Researchers found that in many cases abuses against domestic workers ranged from their being made to work days that can go as long as 18 hours, being forced to work without having a day off, not being able to leave the house and not being allowed a cellphone.

“We even rang some recruitment agencies and just asked basic questions like, ‘should [domestic workers] be given a day off?’ and ‘should they be allowed a mobile [phone]?’ and the answer you get back from the recruitment agencies is, ‘it’s up to you [as an employer],'” Lynch said. “So that’s the effect of effectively leaving that sector unregulated. It depends on the goodwill of the employer. The result is it leaves domestic workers in a complete lottery situation.”

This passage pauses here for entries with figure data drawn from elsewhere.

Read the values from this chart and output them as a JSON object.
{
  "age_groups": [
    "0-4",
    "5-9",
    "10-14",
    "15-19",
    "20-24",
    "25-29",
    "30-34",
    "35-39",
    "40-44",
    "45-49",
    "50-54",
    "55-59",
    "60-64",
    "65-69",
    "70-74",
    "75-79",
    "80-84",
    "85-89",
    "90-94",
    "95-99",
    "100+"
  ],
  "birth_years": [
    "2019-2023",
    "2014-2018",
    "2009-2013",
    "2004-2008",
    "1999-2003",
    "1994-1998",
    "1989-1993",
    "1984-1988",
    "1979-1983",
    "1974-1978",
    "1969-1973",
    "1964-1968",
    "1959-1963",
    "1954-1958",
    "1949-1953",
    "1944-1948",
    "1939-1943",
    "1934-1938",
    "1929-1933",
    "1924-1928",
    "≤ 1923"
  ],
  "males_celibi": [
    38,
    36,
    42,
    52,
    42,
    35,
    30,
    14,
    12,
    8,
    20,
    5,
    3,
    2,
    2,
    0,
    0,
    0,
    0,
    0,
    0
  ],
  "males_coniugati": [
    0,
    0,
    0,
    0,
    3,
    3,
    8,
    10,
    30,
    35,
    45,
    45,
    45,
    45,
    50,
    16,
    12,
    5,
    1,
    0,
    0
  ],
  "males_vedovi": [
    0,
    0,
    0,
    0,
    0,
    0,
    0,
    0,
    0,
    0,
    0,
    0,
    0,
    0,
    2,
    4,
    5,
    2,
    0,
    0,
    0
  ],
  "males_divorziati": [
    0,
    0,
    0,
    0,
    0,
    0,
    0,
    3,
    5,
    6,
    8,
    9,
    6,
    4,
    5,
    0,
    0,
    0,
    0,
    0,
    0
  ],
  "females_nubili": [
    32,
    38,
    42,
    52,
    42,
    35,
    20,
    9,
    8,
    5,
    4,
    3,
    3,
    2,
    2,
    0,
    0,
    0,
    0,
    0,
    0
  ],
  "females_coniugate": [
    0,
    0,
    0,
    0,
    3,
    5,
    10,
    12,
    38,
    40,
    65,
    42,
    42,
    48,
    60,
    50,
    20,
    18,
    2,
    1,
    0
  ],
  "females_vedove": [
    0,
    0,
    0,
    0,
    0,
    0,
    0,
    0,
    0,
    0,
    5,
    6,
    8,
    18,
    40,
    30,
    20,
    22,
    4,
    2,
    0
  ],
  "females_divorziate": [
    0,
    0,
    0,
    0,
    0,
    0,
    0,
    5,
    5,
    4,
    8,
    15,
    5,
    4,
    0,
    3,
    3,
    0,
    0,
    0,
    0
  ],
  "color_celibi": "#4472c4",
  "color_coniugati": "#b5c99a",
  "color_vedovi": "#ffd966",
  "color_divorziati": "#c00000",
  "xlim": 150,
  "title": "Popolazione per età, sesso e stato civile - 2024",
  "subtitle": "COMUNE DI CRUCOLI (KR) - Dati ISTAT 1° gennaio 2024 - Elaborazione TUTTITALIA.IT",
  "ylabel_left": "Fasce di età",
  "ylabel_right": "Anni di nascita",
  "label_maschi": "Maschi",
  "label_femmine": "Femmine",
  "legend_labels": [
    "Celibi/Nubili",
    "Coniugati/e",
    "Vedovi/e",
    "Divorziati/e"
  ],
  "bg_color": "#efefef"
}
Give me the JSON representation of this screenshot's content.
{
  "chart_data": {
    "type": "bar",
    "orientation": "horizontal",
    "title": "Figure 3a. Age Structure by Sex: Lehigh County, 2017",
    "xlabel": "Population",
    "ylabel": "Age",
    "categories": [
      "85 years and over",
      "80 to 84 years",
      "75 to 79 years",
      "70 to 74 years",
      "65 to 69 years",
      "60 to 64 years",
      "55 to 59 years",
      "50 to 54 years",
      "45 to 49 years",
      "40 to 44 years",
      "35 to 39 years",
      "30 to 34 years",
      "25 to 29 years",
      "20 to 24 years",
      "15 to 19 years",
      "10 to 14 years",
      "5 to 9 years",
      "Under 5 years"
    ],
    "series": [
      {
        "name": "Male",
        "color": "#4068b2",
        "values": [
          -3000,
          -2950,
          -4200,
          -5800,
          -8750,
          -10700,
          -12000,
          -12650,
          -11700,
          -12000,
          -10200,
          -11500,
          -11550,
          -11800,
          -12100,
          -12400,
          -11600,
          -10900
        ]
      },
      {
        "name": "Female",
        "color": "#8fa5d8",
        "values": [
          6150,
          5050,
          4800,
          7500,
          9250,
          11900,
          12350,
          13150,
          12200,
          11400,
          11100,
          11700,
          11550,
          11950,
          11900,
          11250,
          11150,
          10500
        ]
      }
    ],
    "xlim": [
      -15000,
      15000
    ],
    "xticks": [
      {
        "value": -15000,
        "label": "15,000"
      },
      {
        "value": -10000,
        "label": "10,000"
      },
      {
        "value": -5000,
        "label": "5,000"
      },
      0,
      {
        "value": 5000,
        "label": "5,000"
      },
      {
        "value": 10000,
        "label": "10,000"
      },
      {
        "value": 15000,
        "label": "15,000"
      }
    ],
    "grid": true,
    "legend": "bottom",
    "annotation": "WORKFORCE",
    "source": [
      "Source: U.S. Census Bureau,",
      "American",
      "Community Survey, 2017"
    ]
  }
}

But Amnesty sees opportunity in the 2022 FIFA World Cup to be hosted in Qatar, as a catalyst for change. Lynch says Qatar and FIFA should “use this moment in the spotlight that Qatar’s got, where, instead of getting criticism and quite rightly getting that criticism, they can turn it around and take some bold steps to lead the way in the region and use the World Cup to actually get credit. So the spotlight will remain, but make that into a political spotlight.”

Lynch said that it remains crucial that the Qatari government begins to enforce laws against employers withholding passports from migrant workers as well as withholding or delaying payment, which is a step that can begin immediately. The other crucial change is to make a major revision of the Sponsorship Law, which Lynch says, expedites this exploitation. He also called on major construction companies to reform their contracts to put in place protections for migrant workers that will also extend to these companies’ subcontractors.